Monday, May 4, 2026

From my brother Steven's archives: May

From my brother Steven's archives:
"May is the flower-wreathed bride of the year. Lovely April and beautiful June are mere handmaidens to the dew-diamond radiance of May. The pledges whispered by the rattling seed in the dry husk of September are fulfilled now in the silk-petaled allure of the receptive blossom. The pure white drifts of Large-flowered Trillium like lingering snowbanks lying late in the woods, the sky-blue dappling of Baby Blue Eyes like spilled sapphires in the jade green shade of a live oak, the lascivious delicacy of pink enfolding white Bleeding Hearts nodding coyly in the sun shaft and shadow of the forest glen like a proper but unmistakable, irresistible invitation; all of this seductive art, the dance of May, is to bring the present generation to that terrifying and wonderful commingling that defies the separateness of individuals to produce the future generation's seed. It is a daring and dangerous strategy, but exquisitely successful and as seriously beautiful as this life allows, this life that culminates in May dances.

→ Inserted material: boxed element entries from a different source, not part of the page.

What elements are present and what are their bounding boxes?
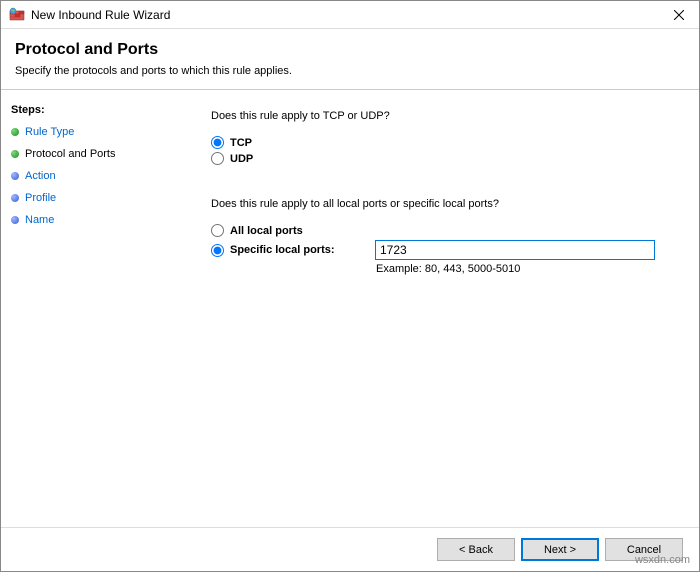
radio-all-ports[interactable]	[211, 224, 224, 237]
radio-specific-ports-label: Specific local ports:	[230, 244, 375, 256]
wizard-body: Steps: Rule Type Protocol and Ports Acti…	[1, 90, 699, 527]
ports-example-text: Example: 80, 443, 5000-5010	[376, 263, 669, 275]
steps-heading: Steps:	[11, 104, 171, 116]
wizard-header: Protocol and Ports Specify the protocols…	[1, 29, 699, 90]
bullet-icon	[11, 150, 19, 158]
window-title: New Inbound Rule Wizard	[31, 8, 659, 22]
steps-sidebar: Steps: Rule Type Protocol and Ports Acti…	[1, 90, 181, 527]
radio-all-ports-label: All local ports	[230, 225, 303, 237]
step-label: Protocol and Ports	[25, 148, 116, 160]
bullet-icon	[11, 172, 19, 180]
step-label: Action	[25, 170, 56, 182]
radio-tcp[interactable]	[211, 136, 224, 149]
radio-specific-ports[interactable]	[211, 244, 224, 257]
radio-udp[interactable]	[211, 152, 224, 165]
radio-all-ports-row[interactable]: All local ports	[211, 224, 669, 237]
radio-tcp-label: TCP	[230, 137, 252, 149]
step-label: Profile	[25, 192, 56, 204]
step-protocol-and-ports[interactable]: Protocol and Ports	[11, 148, 171, 160]
back-button[interactable]: < Back	[437, 538, 515, 561]
bullet-icon	[11, 216, 19, 224]
question-protocol: Does this rule apply to TCP or UDP?	[211, 110, 669, 122]
step-profile[interactable]: Profile	[11, 192, 171, 204]
specific-ports-input[interactable]	[375, 240, 655, 260]
step-label: Rule Type	[25, 126, 74, 138]
question-ports: Does this rule apply to all local ports …	[211, 198, 669, 210]
wizard-footer: < Back Next > Cancel	[1, 527, 699, 571]
wizard-window: New Inbound Rule Wizard Protocol and Por…	[0, 0, 700, 572]
radio-udp-row[interactable]: UDP	[211, 152, 669, 165]
close-button[interactable]	[659, 1, 699, 29]
page-title: Protocol and Ports	[15, 41, 685, 59]
firewall-icon	[9, 7, 25, 23]
radio-tcp-row[interactable]: TCP	[211, 136, 669, 149]
radio-udp-label: UDP	[230, 153, 253, 165]
wizard-main: Does this rule apply to TCP or UDP? TCP …	[181, 90, 699, 527]
close-icon	[674, 10, 684, 20]
step-action[interactable]: Action	[11, 170, 171, 182]
step-label: Name	[25, 214, 54, 226]
step-name[interactable]: Name	[11, 214, 171, 226]
titlebar: New Inbound Rule Wizard	[1, 1, 699, 29]
step-rule-type[interactable]: Rule Type	[11, 126, 171, 138]
watermark-text: wsxdn.com	[635, 554, 690, 566]
page-subtitle: Specify the protocols and ports to which…	[15, 65, 685, 77]
bullet-icon	[11, 128, 19, 136]
next-button[interactable]: Next >	[521, 538, 599, 561]
radio-specific-ports-row: Specific local ports:	[211, 240, 669, 260]
bullet-icon	[11, 194, 19, 202]
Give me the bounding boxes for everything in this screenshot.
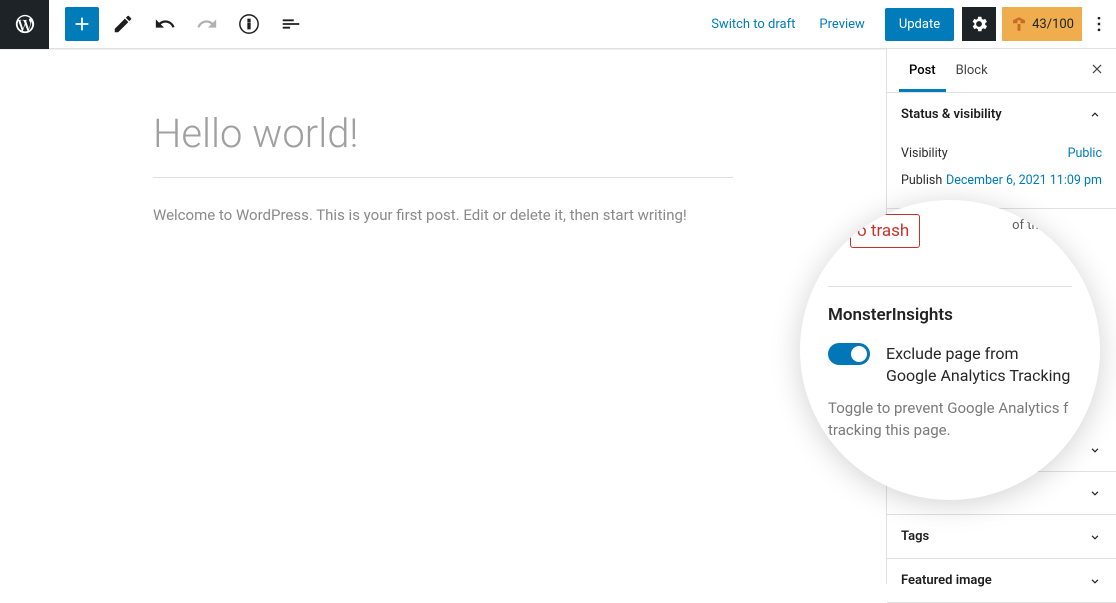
- close-sidebar-button[interactable]: [1090, 61, 1104, 80]
- divider: [828, 286, 1072, 287]
- magnified-overlay: o trash of the blog MonsterInsights Excl…: [800, 200, 1100, 500]
- panel-title: Featured image: [901, 573, 992, 588]
- panel-title: Tags: [901, 529, 929, 544]
- wordpress-logo[interactable]: [0, 0, 49, 49]
- blog-fragment-text: of the blog: [1012, 218, 1074, 233]
- redo-icon: [189, 6, 225, 42]
- title-divider: [153, 177, 733, 178]
- exclude-tracking-toggle[interactable]: [828, 343, 870, 365]
- post-body[interactable]: Welcome to WordPress. This is your first…: [153, 206, 733, 224]
- chevron-down-icon: [1088, 486, 1102, 500]
- switch-to-draft-link[interactable]: Switch to draft: [699, 17, 807, 32]
- edit-icon[interactable]: [105, 6, 141, 42]
- health-score-value: 43/100: [1032, 17, 1074, 32]
- move-to-trash-button[interactable]: o trash: [850, 214, 920, 248]
- chevron-down-icon: [1088, 574, 1102, 588]
- panel-tags[interactable]: Tags: [887, 515, 1116, 558]
- health-score-badge[interactable]: 43/100: [1002, 7, 1082, 41]
- more-options-button[interactable]: [1082, 7, 1116, 41]
- outline-icon[interactable]: [273, 6, 309, 42]
- exclude-tracking-label: Exclude page from Google Analytics Track…: [886, 343, 1072, 386]
- panel-status-visibility[interactable]: Status & visibility: [887, 93, 1116, 136]
- tab-block[interactable]: Block: [946, 49, 998, 92]
- visibility-label: Visibility: [901, 146, 948, 161]
- panel-featured-image[interactable]: Featured image: [887, 559, 1116, 602]
- undo-icon[interactable]: [147, 6, 183, 42]
- panel-title: Status & visibility: [901, 107, 1002, 122]
- tab-post[interactable]: Post: [899, 49, 946, 92]
- monsterinsights-heading: MonsterInsights: [828, 305, 1072, 325]
- editor-canvas[interactable]: Hello world! Welcome to WordPress. This …: [0, 49, 886, 584]
- visibility-value[interactable]: Public: [1068, 146, 1102, 161]
- exclude-tracking-description: Toggle to prevent Google Analytics f tra…: [828, 398, 1072, 442]
- chevron-up-icon: [1088, 108, 1102, 122]
- chevron-down-icon: [1088, 530, 1102, 544]
- publish-value[interactable]: December 6, 2021 11:09 pm: [946, 173, 1102, 188]
- info-icon[interactable]: [231, 6, 267, 42]
- publish-label: Publish: [901, 173, 942, 188]
- chevron-down-icon: [1088, 443, 1102, 457]
- preview-link[interactable]: Preview: [807, 17, 876, 32]
- post-title[interactable]: Hello world!: [153, 90, 733, 177]
- settings-button[interactable]: [962, 7, 996, 41]
- update-button[interactable]: Update: [885, 8, 954, 41]
- add-block-button[interactable]: [65, 7, 99, 41]
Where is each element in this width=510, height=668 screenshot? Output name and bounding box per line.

This May-time dance floor is tender-leaved. The oak, the maple, unfurls the bright green of youth washed with a roseate blush, an evanescent glow foretelling in its fading the inevitable emerald maturity to come. The lusty uprising of the lance-leaved grasses full of sunlight distilled to sweetness enrobes the land in shaggy velvet. Even the reserved and venerable conifers are just showing tips of bright, new-minted green like small cool flames that do not consume the branches but miraculously increase them.
And, of course, the May dances, in their pre-eminence, have the best music and biggest orchestra. There is the high woodwind skirling of the shorebirds-least sandpipers, red knots, curlews and whimbrels-as they move along the water's edge like nervous smoke. The piccolo trills of Spring Peepers are fading, replaced in the rapture of firefly evenings by the softly roaring cello and bass viol of the bullfrog chorus. There is the clear fluting of thrushes, the fuzzy harpsichord trills of the warblers, the bright trumpet blasts of the geese, the chuckling bassoons of coot and mallard, the racing liquid violins of the finches, and the majestic trombone fanfares of the cranes, As the ascending Sun heats the greened Earth dance floor, waterfalls crash like ringing symbols and deep in the distance the dark tympanic rumbling of the thunderstorm murmurs of risk and renewal.
This dance, this music, this month is life at its best, marvelous, mysterious May."